The United States Treasury Department, working with authorities in the United Arab Emirates, broke up a money laundering scheme that provided millions of dollars to Iran’s Islamic Revolutionary Guard Corps-Qods Force (IRGC-QF), Reuters reported Thursday.
Treasury designated six individuals and three business entities for their role in the scheme. The UAE, where companies facilitating the money laundering were located, but the same people and entities on its list of terrorists and terror organizations that do business with the IRGC-QF.
In a statement announcing the new sanctions, Treasury Secretary Steven T. Mnuchin said, “The Iranian regime and its Central Bank have abused access to entities in the UAE to acquire U.S. dollars to fund the IRGC-QF’s malign activities, including to fund and arm its regional proxy groups, by concealing the purpose for which the U.S. dollars were acquired. As I said following the President’s announcement on Tuesday, we are intent on cutting off IRGC revenue streams wherever their source and whatever their destination. Today we are targeting Iranian individuals and front companies engaged in a large-scale currency exchange network that has procured and transferred millions to the IRGC-QF.”
Mnuchin thanked the UAE for its “close collaboration” in disrupting the money laundering and called on all nations to “be vigilant” in fighting Iranian attempts at money-laundering to “fund the nefarious actors of the IRGC-QF and the world’s largest state sponsor of terror.”
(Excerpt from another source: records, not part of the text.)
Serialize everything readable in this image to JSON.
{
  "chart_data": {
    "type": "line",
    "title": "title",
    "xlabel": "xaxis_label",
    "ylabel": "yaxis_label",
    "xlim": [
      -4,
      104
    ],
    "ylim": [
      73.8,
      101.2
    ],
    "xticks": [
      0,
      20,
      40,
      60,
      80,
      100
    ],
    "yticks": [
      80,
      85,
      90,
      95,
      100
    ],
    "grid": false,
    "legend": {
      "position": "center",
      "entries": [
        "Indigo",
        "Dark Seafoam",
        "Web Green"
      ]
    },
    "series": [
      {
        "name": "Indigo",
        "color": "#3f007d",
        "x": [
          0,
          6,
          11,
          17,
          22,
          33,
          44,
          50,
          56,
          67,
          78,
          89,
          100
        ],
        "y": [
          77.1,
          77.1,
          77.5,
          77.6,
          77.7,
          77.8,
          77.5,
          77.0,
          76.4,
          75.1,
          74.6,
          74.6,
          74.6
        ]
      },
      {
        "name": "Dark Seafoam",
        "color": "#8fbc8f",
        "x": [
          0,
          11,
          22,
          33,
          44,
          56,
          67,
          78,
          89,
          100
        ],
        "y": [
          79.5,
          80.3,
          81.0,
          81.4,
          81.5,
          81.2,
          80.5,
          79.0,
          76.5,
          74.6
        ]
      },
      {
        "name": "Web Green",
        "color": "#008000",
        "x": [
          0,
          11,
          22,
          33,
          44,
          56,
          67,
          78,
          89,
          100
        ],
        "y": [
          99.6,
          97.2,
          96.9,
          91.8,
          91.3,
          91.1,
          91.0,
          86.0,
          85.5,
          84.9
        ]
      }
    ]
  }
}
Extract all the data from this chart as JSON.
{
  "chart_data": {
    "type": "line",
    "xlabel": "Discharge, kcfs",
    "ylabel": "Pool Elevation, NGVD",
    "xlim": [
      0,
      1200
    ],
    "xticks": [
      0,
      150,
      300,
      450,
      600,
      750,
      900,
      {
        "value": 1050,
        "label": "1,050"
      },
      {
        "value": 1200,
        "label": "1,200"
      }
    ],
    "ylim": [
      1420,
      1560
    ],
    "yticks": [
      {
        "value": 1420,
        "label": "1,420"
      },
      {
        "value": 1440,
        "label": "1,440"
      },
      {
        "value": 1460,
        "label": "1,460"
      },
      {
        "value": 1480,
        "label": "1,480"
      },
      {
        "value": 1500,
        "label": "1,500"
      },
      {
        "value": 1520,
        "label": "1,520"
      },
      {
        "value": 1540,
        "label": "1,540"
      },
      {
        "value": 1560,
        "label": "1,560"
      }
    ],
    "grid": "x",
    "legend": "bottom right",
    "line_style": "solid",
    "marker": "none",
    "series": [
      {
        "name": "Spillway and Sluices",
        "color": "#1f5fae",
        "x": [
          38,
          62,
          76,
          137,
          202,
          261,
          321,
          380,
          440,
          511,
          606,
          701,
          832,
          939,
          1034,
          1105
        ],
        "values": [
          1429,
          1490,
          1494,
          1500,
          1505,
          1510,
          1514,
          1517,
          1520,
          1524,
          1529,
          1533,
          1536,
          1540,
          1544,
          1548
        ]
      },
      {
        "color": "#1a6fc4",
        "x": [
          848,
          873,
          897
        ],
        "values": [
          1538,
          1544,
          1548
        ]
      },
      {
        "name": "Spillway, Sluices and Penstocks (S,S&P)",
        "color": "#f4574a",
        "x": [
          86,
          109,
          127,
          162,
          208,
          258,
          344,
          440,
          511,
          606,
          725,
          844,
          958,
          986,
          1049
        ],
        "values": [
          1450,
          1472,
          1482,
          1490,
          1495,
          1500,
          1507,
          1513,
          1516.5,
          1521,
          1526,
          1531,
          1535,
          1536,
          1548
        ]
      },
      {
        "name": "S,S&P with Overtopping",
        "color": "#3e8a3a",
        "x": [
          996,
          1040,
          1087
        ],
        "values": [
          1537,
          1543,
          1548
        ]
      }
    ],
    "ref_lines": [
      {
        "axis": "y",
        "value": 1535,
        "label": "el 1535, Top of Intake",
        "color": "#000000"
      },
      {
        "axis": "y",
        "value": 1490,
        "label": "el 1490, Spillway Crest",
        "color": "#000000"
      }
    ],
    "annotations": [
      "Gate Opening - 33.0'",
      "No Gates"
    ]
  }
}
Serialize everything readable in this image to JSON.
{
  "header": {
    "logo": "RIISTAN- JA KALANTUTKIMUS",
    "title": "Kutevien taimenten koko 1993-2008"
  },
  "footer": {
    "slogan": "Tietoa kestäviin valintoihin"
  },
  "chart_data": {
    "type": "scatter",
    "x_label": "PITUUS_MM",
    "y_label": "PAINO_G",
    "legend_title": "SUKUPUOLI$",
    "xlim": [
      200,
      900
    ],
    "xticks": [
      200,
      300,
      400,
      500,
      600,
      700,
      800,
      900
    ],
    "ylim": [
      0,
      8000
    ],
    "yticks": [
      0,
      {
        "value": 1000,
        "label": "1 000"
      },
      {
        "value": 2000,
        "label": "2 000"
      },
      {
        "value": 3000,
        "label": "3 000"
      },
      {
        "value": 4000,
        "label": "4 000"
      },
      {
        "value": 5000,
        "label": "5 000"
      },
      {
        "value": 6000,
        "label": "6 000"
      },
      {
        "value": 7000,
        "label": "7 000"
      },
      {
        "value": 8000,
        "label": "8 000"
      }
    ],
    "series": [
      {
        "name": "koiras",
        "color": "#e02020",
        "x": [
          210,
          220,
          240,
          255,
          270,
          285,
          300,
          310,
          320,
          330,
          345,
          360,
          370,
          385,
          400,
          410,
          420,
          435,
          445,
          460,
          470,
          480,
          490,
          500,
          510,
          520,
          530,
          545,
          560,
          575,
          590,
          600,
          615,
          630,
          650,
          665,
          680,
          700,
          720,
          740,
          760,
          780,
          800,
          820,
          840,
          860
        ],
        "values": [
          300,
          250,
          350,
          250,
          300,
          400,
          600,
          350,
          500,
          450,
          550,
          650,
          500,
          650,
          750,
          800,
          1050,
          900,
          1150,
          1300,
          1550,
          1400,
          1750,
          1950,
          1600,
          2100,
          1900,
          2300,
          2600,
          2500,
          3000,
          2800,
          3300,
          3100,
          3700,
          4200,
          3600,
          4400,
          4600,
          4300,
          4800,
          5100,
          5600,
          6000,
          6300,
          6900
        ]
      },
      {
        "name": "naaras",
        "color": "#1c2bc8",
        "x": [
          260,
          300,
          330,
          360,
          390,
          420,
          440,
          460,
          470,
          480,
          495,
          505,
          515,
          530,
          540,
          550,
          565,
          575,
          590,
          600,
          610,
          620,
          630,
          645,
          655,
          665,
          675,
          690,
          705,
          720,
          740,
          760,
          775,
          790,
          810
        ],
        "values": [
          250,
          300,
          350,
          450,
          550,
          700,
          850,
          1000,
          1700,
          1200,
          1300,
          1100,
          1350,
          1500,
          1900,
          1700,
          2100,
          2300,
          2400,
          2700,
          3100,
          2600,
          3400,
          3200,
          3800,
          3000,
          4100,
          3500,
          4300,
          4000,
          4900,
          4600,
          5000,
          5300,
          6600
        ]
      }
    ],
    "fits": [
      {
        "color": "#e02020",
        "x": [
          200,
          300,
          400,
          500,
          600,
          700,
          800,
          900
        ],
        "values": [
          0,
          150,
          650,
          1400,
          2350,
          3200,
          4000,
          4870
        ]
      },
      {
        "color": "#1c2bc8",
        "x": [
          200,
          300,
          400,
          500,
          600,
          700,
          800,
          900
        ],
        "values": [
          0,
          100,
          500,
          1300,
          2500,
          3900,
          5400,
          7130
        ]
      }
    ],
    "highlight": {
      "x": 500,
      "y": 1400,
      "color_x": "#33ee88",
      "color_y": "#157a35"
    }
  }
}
United States and United Arab Emirates disrupt large scale currency exchange network transferring millions of dollars to Iran’s Islamic Revolutionary Guard Corps-Qods Force: https://t.co/vyPv9F3ICG Exchange Network CHART: pic.twitter.com/nPUR3B455o
— Treasury Department (@USTreasury) May 10, 2018
Reuters described the IRGC as Iran’s “most powerful security entity,” with control over a large share of Iran’s economy. IRGC-QF is described as “an elite unit in charge of the IRGC’s overseas operations.”
In 2015, Reuters reported that more than $1 billion in cash had been smuggled into Iran despite sanctions, utilizing “money changers and front companies in Dubai, in the United Arab Emirates and Iraq.” Iran preferred using a network of front companies to handle the money laundering in order to conceal “the overall size of the dollar-purchasing operation.”
When he announced the United States’ withdrawal from the nuclear deal earlier this week, President Donald Trump gave companies either three months or six months to wind down their dealings with Iran.